The BROWSER Act would put an end to this approach by establishing affirmative consent (“opt in”) requirements for the collection and use of certain data, such as location and web browsing histories. In addition, the bill would restrict companies from conditioning access to their services on whether users choose to share their data. If adopted, these policies would be a disaster for Internet users and companies.

First, obtaining consent is expensive. Forcing companies to obtain affirmative consent to collect and use certain user data would raise their costs and leave them with a few bad options to adapt. They would have to charge consumers more, either by eliminating free services, raising prices on paid ones, or both. Another option, for ad-supported services, would be to increase the quantity and decrease the quality of ads they show users—in other words, present less relevant ads along with more spam and pop-ups. A third likely result is that web companies would be forced to cut costs by lowering the quality of their services. Finally, many companies that rely on data subject to affirmative consent might have to eliminate services altogether, ultimately reducing the diversity of the web and hindering its ability to support new data-driven services and platforms.

Second, requiring companies to obtain affirmative consent would make digital services less user-friendly without increasing privacy. Users who have strong privacy preferences already have the option not to use services if they disagree with a company’s data-collection and use practices, and they often can manage privacy settings for particular sites. This bill would have no actual impact on these users. For the rest—individuals who routinely make trade-offs by exchanging private data for something of value—requiring affirmative consent is a hindrance, as they would be required to spend time granting consent for services they overwhelming want to use.

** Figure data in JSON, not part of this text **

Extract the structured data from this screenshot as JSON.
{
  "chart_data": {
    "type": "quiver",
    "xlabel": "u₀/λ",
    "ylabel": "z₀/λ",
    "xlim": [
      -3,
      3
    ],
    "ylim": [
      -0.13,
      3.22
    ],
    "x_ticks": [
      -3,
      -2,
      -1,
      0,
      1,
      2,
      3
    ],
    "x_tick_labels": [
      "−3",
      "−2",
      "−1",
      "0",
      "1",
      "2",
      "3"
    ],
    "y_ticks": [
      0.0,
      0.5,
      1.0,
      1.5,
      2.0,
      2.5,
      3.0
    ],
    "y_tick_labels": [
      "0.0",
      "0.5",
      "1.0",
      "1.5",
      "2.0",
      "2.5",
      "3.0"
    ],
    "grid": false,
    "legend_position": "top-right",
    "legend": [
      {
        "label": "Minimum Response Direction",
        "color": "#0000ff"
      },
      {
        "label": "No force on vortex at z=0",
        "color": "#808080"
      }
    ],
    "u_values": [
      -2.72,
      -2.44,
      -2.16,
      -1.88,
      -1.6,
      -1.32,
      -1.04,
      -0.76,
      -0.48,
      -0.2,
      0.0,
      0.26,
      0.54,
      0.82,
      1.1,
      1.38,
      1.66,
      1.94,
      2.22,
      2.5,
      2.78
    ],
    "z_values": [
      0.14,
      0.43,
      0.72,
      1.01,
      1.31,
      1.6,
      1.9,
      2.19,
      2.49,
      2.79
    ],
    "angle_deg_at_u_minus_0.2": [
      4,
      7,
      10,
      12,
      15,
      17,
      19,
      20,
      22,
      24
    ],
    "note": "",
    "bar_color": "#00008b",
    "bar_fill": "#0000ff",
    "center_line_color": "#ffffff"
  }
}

Third, the bill requires providers to allow users to remove their data whenever they wish. This requirement would interfere with companies’ ability to compile and analyze data, which they usually do in ways that boost the quality of services. It would also restrict the ability of businesses to create any service that requires data to be permanent, such as security logs or audit records of online ads. For example, Etherium—a digital currency business—allows users to store data on its blockchain, a shared public ledger. The BROWSER Act would prevent Etherium from using this technology, because data in the blockchain cannot be changed or deleted. The bill also would increase costs, as companies, including small Internet companies, would have to hire staff to handle data-removal requests.

Finally, the bill prohibits service providers from refusing to provide service as a “direct or indirect consequence of the refusal of a user to waive any such privacy rights.” While this language is somewhat ambiguous, it would likely prevent companies from requiring consumers to share certain information as a condition of using online services. This would create a free-rider problem for the many sites that depend on revenue from targeted online advertising, because users could refuse to provide the data needed for these ads while still getting access to a site’s content and services. This would be like Congress passing a law prohibiting restaurants from refusing service to customers who choose not to pay. Most customers would realize they would not have to pay, and few restaurants would stay in business.

Congress should reject this legislation, or any similar proposal that attempts to impose opt-in requirements on the digital economy. The only redeeming feature of the BROWSER Act is its pre-emption of state Internet privacy rules—because the only thing worse than a bad law is a patchwork of them. But there is no justification for deviating from the current, successful model of FTC oversight, in which companies are held legally accountable for adhering to their stated privacy policies. Instead of ratcheting up privacy rules, a better approach would be for Congress to clarify uniform FTC oversight over the entire Internet ecosystem, including Internet service providers. Such legislation could help businesses by reducing conflicting and duplicative requirements while providing users with simple and convenient privacy notices.